Conventional approaches for attenuation correction and rain estimation are generally not optimized in minimizing error effects. For example, conventional attenuation corrections are usually based on the power-law relations between attenuation and radar reflectivity, and/or the relations associated with differential phase measurements (e.g., differential phase ΦDP or specific differential phase KDP). They do not directly account for the error characteristics of data in the algorithms and are therefore sensitive to measurement errors; they tend to degrade quickly with increased errors. Based on optimal estimation theory, the variational approach can optimally account for the error effect while effectively utilizing useful information in the observations. With appropriate weighting related to their error, different polarimetric measurements are optimally used. Attenuation correction can be built into the retrieval system using all available observations. The variational framework also allows for solutions for over-determined problems.
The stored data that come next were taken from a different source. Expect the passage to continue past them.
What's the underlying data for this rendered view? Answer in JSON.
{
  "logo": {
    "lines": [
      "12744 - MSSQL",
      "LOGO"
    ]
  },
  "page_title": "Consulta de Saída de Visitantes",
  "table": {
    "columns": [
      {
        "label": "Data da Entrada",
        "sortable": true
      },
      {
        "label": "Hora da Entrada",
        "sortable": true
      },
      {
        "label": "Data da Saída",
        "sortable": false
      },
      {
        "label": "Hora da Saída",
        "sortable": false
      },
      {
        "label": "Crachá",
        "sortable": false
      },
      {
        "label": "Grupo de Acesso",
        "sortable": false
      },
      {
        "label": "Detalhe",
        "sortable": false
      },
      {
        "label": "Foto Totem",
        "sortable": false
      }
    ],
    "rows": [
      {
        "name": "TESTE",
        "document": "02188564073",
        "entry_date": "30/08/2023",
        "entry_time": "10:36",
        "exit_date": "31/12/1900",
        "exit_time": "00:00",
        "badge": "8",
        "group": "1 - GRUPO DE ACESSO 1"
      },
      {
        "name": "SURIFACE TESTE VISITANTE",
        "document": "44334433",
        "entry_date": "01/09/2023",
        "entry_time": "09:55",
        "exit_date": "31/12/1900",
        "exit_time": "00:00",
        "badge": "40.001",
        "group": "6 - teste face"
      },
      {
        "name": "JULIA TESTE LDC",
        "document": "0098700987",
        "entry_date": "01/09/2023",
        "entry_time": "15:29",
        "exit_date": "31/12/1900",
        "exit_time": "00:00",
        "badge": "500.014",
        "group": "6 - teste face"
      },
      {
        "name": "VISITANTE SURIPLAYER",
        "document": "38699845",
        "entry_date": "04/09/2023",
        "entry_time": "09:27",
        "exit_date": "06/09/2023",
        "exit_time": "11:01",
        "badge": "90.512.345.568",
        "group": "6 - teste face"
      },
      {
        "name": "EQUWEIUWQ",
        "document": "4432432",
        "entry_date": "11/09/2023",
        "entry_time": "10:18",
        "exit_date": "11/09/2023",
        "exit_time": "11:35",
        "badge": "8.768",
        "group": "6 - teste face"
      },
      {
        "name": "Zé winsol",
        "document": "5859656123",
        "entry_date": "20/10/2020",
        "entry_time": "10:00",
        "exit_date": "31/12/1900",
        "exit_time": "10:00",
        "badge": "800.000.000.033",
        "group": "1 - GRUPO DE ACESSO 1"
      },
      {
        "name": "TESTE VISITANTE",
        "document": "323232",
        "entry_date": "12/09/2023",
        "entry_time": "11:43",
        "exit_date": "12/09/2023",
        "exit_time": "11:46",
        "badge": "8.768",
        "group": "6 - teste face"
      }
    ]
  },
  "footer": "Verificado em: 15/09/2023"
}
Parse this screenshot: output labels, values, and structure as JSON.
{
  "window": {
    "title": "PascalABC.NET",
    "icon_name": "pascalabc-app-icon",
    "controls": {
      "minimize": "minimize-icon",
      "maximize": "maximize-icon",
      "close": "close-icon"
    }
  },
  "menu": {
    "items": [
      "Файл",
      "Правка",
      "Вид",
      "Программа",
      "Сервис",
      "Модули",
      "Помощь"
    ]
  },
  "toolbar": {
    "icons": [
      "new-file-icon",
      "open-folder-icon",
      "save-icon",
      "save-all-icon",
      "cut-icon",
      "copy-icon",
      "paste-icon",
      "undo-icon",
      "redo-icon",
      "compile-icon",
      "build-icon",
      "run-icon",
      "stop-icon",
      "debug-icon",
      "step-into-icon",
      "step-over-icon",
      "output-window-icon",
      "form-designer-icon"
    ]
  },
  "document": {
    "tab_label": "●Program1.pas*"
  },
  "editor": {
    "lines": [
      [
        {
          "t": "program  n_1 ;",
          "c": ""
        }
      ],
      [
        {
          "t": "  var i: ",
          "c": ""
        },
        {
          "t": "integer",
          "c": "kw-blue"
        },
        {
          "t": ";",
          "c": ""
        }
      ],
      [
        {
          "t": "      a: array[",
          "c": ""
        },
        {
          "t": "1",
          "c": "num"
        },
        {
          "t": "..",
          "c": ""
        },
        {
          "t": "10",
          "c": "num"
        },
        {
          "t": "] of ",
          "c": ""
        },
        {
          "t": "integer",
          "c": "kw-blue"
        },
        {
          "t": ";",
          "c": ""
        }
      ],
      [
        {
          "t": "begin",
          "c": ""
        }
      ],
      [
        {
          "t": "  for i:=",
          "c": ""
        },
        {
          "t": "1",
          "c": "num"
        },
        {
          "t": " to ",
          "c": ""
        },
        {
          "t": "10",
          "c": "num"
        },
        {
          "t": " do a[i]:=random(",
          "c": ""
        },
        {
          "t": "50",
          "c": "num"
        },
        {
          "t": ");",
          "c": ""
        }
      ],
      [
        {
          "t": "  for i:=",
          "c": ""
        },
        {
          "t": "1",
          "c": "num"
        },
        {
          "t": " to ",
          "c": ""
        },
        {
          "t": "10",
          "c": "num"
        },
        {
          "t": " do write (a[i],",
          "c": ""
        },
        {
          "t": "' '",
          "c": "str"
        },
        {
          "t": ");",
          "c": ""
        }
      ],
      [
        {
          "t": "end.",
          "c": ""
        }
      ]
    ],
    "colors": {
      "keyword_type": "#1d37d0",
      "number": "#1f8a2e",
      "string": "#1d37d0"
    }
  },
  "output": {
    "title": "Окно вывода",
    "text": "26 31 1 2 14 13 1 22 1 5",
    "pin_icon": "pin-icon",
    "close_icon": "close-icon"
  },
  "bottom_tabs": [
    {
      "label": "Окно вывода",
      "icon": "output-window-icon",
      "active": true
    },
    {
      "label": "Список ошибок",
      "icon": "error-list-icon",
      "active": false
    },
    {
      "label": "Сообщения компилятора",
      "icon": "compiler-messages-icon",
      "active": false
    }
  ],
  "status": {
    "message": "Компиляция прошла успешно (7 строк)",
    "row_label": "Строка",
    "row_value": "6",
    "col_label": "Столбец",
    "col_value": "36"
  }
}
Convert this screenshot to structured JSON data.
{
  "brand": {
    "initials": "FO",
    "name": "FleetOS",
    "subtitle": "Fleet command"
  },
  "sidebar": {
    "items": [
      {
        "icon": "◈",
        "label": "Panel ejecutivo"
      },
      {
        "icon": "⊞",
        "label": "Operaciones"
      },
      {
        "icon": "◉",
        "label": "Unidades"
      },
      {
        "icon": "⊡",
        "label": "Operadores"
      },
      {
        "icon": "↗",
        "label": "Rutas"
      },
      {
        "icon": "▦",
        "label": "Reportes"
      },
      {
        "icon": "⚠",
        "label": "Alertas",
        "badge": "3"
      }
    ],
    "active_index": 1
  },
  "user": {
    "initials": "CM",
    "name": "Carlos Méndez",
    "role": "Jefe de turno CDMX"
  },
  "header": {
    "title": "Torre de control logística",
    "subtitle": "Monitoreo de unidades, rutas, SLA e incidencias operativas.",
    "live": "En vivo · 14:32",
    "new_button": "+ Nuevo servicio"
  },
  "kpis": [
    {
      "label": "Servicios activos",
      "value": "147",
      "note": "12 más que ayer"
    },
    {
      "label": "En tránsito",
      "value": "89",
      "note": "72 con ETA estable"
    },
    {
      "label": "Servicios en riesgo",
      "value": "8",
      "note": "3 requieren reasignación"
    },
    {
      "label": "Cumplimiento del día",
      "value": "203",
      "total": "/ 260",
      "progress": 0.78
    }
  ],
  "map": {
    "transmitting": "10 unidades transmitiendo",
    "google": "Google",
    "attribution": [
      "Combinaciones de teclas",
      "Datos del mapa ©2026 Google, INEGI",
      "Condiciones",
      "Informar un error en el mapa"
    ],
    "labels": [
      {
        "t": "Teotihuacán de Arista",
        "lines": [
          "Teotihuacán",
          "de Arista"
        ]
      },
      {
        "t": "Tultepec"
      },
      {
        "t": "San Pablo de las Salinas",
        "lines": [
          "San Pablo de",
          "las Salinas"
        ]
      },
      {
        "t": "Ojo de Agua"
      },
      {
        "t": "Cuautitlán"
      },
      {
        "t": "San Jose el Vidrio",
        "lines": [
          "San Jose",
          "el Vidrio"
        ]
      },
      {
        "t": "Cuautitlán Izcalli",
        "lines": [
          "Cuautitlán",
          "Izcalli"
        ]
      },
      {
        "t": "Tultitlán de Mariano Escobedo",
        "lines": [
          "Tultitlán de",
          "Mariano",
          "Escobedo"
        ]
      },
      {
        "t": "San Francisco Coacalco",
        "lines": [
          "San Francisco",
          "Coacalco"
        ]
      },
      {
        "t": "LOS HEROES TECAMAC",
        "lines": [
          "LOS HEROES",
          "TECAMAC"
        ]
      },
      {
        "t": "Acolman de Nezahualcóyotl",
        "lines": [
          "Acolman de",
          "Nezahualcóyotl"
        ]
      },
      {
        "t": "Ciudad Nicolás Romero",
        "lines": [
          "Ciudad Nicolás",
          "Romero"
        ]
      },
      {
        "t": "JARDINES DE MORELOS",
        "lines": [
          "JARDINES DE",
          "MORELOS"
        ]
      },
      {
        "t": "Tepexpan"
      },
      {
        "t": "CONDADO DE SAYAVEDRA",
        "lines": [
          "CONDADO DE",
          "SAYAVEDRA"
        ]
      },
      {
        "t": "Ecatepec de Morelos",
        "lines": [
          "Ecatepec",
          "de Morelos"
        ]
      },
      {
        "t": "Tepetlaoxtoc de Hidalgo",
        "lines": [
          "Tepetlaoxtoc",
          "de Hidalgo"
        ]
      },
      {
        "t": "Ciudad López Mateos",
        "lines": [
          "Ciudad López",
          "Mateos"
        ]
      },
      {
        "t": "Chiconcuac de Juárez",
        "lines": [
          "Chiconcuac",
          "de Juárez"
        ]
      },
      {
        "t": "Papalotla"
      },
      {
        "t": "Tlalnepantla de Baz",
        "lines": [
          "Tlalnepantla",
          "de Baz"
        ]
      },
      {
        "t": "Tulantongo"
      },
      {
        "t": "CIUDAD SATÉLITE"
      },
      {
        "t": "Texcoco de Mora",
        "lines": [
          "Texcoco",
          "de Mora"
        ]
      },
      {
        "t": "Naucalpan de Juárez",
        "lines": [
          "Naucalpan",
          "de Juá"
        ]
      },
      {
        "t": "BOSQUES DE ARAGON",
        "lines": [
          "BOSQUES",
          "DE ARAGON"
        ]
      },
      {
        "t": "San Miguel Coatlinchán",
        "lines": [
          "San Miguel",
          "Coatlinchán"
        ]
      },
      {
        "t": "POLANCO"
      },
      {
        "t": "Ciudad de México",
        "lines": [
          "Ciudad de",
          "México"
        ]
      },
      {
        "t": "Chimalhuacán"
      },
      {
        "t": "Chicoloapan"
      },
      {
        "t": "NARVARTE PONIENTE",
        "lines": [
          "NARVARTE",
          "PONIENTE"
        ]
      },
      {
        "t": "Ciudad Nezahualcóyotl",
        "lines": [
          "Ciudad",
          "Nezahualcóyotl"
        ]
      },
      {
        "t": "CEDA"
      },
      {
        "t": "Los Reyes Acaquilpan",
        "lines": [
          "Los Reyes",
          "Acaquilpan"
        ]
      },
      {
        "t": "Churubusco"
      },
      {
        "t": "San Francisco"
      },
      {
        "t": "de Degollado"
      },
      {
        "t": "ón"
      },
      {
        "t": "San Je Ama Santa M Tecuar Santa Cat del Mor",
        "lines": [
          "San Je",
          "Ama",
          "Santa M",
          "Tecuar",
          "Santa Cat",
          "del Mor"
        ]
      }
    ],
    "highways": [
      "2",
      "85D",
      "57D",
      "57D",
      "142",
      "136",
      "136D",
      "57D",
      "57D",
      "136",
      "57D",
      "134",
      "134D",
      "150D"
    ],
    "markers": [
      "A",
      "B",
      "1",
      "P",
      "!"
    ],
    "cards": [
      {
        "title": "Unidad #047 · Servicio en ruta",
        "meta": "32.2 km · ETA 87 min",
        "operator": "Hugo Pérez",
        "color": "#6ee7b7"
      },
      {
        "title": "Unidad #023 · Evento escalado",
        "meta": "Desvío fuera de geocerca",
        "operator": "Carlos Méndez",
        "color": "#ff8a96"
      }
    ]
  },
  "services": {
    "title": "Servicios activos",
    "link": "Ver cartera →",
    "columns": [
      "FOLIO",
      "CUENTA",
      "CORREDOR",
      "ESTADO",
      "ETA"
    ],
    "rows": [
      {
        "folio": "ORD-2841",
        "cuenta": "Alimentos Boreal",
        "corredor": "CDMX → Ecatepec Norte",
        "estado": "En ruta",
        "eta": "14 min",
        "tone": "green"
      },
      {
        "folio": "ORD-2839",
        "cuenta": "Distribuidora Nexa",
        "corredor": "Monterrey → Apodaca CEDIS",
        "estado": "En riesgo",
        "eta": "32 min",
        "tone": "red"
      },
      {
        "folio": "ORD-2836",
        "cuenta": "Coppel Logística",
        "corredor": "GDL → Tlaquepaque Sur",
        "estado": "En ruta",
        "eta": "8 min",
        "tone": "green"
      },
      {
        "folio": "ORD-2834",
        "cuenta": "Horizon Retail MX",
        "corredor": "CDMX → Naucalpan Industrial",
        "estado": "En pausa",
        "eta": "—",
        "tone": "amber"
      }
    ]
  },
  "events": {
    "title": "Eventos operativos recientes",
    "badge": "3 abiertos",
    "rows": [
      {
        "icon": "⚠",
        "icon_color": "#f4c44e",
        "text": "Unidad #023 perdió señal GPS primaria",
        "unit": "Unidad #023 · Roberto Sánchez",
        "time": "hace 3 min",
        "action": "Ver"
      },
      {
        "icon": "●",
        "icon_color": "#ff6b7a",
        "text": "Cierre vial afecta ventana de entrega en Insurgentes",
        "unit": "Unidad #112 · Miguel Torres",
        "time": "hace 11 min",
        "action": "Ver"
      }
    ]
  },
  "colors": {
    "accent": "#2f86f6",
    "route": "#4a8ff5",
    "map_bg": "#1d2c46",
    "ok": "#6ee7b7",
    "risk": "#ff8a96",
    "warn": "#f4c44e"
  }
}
In this study, we apply a variational method in two dimensions to retrieve the rain DSD from polarimetric X-band radar measurements that include radar reflectivity (ZH), differential reflectivity (ZDR) and specific differential phase (KDP). A constrained-gamma DSD model with two degrees of freedom is used. Two DSD parameters, instead of the integrated variables, are chosen as state variables. The retrieval of DSD parameters enables adaptive attenuation correction, which is incorporated into the forward model of observations and automatically performed during the minimization of cost function. Measurements from three CASA X-band IP1 radars are processed to retrieve the rain DSD and consequently the rainfall rate (R), intrinsic (corrected) ZH and ZDR. The retrievals in the overlapping regions of different IP1 radars show good consistence among the radars, suggesting the effectiveness of the variational approach for rain DSD retrieval in the presence of attenuation. Further, S-band polarimetric KOUN radar observations and video disdrometer measurements are used for validation.